19. Huang Xiang bought an air conditioner for his father's apartment. He had it fastened to the wall directly above the bed. Everyone was very impressed that this particular unit produced both hot and cold air; most produced only cold. Many years later, old man Huang still talked about how good his son was to have given him this. They had not seen each other for years.
20. Madame Jiang preferred the water from her home town. She lived in the city with her son Jiang Shi and daughter-in-law, Jiang Pang. Jiang Shi often had to travel for his work. When Jiang Pang wanted time for herself, she would tell her mother-in-law she was going back to their home town to visit her family. In fact, she never went there. She had another lover from Hong Kong. Each time Jiang Pang returned, she presented her mother-in-law with a large bottle of water that she said was from their home town. Madame Jiang was very happy. Jiang Pang was later found out by her husband after he talked with an old classmate, and learned that the water in their home town had been ruined years ago by runoff from a local factory. Jiang Shi and his wife agreed not to tell his mother.
21. Wang Pou's mother was afraid of thunder. After she died, her remains were buried on a wooded hillside overlooking the city. When he saw thunder coming, Wang Pou would drive to the site to comfort his mother. The surrounding land was soon slated for development. Every day, trucks and other heavy equipment passed by the hillside. When Wang Pou went to visit his mother, he could feel the ground shake as he knelt beside her grave. He did not visit again until Qingming Jie.
22. Ding Lan's parents died when he was still an infant. Initially living in an orphanage, he spent his adolescence as an apprentice in a woodcarver's studio, where he learned to carve wooden statues. He had sexual relations with a girl working there as a cook, and the pair were compelled to leave. They took some of his carvings and moved to the city, where they shared a small apartment. Ding Lan sold his work to antique and curio dealers, and the girl found a job in a restaurant. They later got married. One day, a curio shop owner found dried blood on the face and hands of one of Ding Lan's statues. She contacted the police, who visited him and asked about his wife's whereabouts. Ding Lan said they were divorced, and that she had returned to her hometown. She had stopped her restaurant job without notice two weeks previously. One officer noticed blood on the apartment wall. It came out that Ding Lan had beaten his wife to death for smiling at another man.

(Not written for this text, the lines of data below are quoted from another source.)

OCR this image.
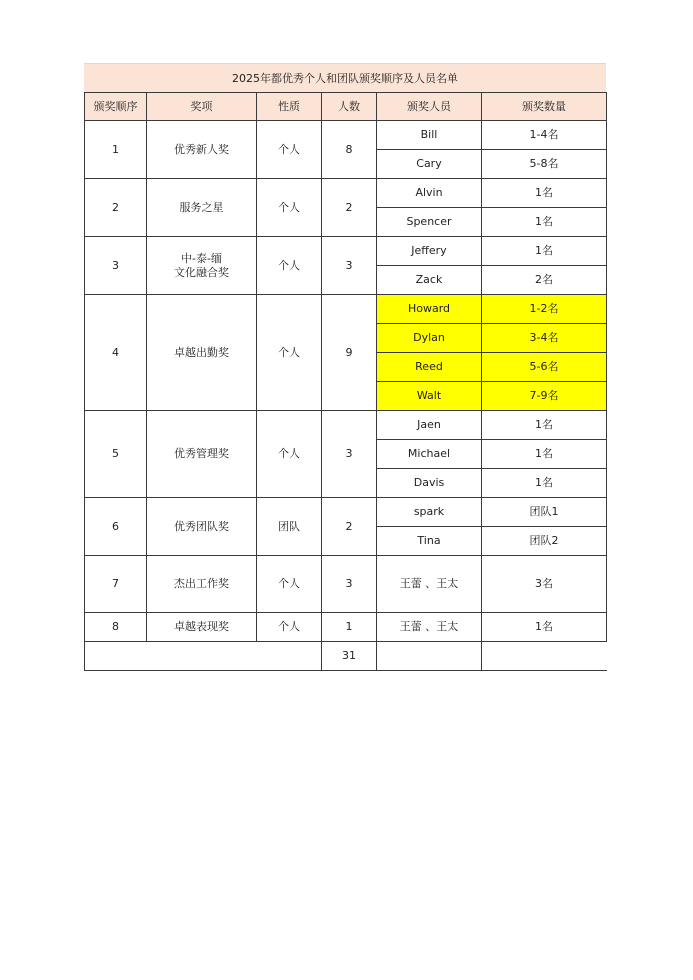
2025年都优秀个人和团队颁奖顺序及人员名单
颁奖顺序	奖项	性质	人数	颁奖人员	颁奖数量
1	优秀新人奖	个人	8	Bill	1-4名
				Cary	5-8名
2	服务之星	个人	2	Alvin	1名
				Spencer	1名
3	中-泰-缅
文化融合奖	个人	3	Jeffery	1名
				Zack	2名
4	卓越出勤奖	个人	9	Howard	1-2名
				Dylan	3-4名
				Reed	5-6名
				Walt	7-9名
5	优秀管理奖	个人	3	Jaen	1名
				Michael	1名
				Davis	1名
6	优秀团队奖	团队	2	spark	团队1
				Tina	团队2
7	杰出工作奖	个人	3	王蕾 、王太	3名
8	卓越表现奖	个人	1	王蕾 、王太	1名
			31		
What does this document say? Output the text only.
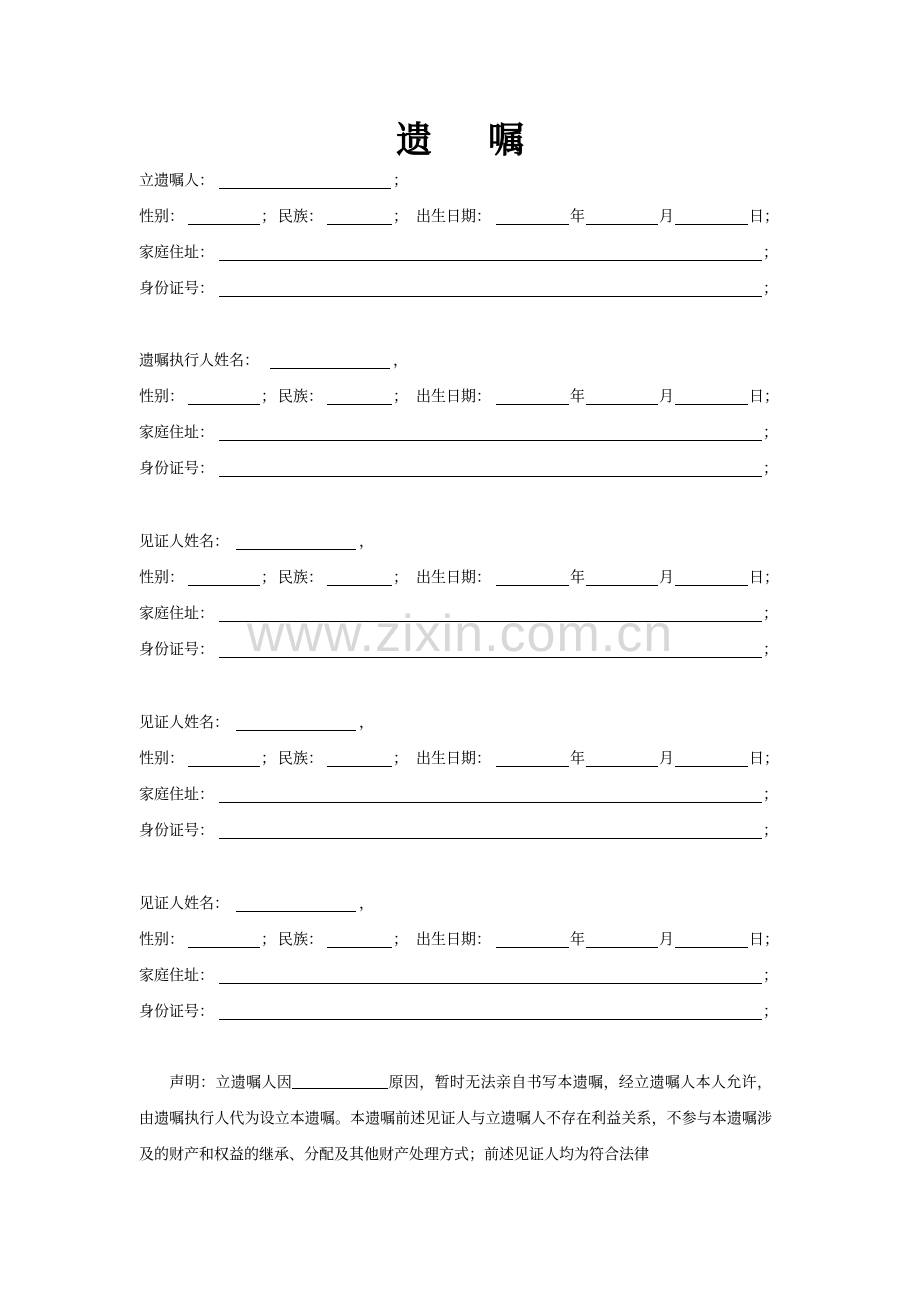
遗 嘱
立遗嘱人：	；
性别：	； 民族：	； 出生日期：	年	月	日；
家庭住址：	；
身份证号：	；
遗嘱执行人姓名：	，
性别：	； 民族：	； 出生日期：	年	月	日；
家庭住址：	；
身份证号：	；
见证人姓名：	，
性别：	； 民族：	； 出生日期：	年	月	日；
家庭住址：	；
身份证号：	；
见证人姓名：	，
性别：	； 民族：	； 出生日期：	年	月	日；
家庭住址：	；
身份证号：	；
见证人姓名：	，
性别：	； 民族：	； 出生日期：	年	月	日；
家庭住址：	；
身份证号：	；
www.zixin.com.cn
声明：立遗嘱人因	原因，暂时无法亲自书写本遗嘱，经立遗嘱人本人允许，由遗嘱执行人代为设立本遗嘱。本遗嘱前述见证人与立遗嘱人不存在利益关系，不参与本遗嘱涉及的财产和权益的继承、分配及其他财产处理方式；前述见证人均为符合法律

23. Meng Zong's mother was very ill. It was the middle of winter, and she had a deep fever. She was unable to keep down solid food, and kept asking for soup made from bamboo shoots. Although these were not in season, Meng Zong managed to find some imported at a local store. He took them home and prepared soup for his mother. As she ate it, she repeatedly said how good it tasted. When she had finished, she went to sleep. The next day, his mother recovered. She got out of bed, dressed herself and sang to herself as she tended their small collection of potted plants. That evening, Meng Zong and his mother had a pleasant dinner together. She seemed very happy. After dinner, he helped her to bed, and massaged her feet so she could sleep better. In the morning, Meng Zong went to his mother's room to check on her before leaving for work. She never awoke.
24. Huang Tingjian held a position in the city government. When his elderly mother became incontinent, he moved her to a state-run facility, which he covered with his departmental budget. He frequently visited her, and the staff all told her how lucky she was to have such an attentive son. Huang Tingjian was later arrested for having embezzled a large sum of money, half of which he had spent on his habit of gambling. His daughter remained in the United States, living from her trust fund.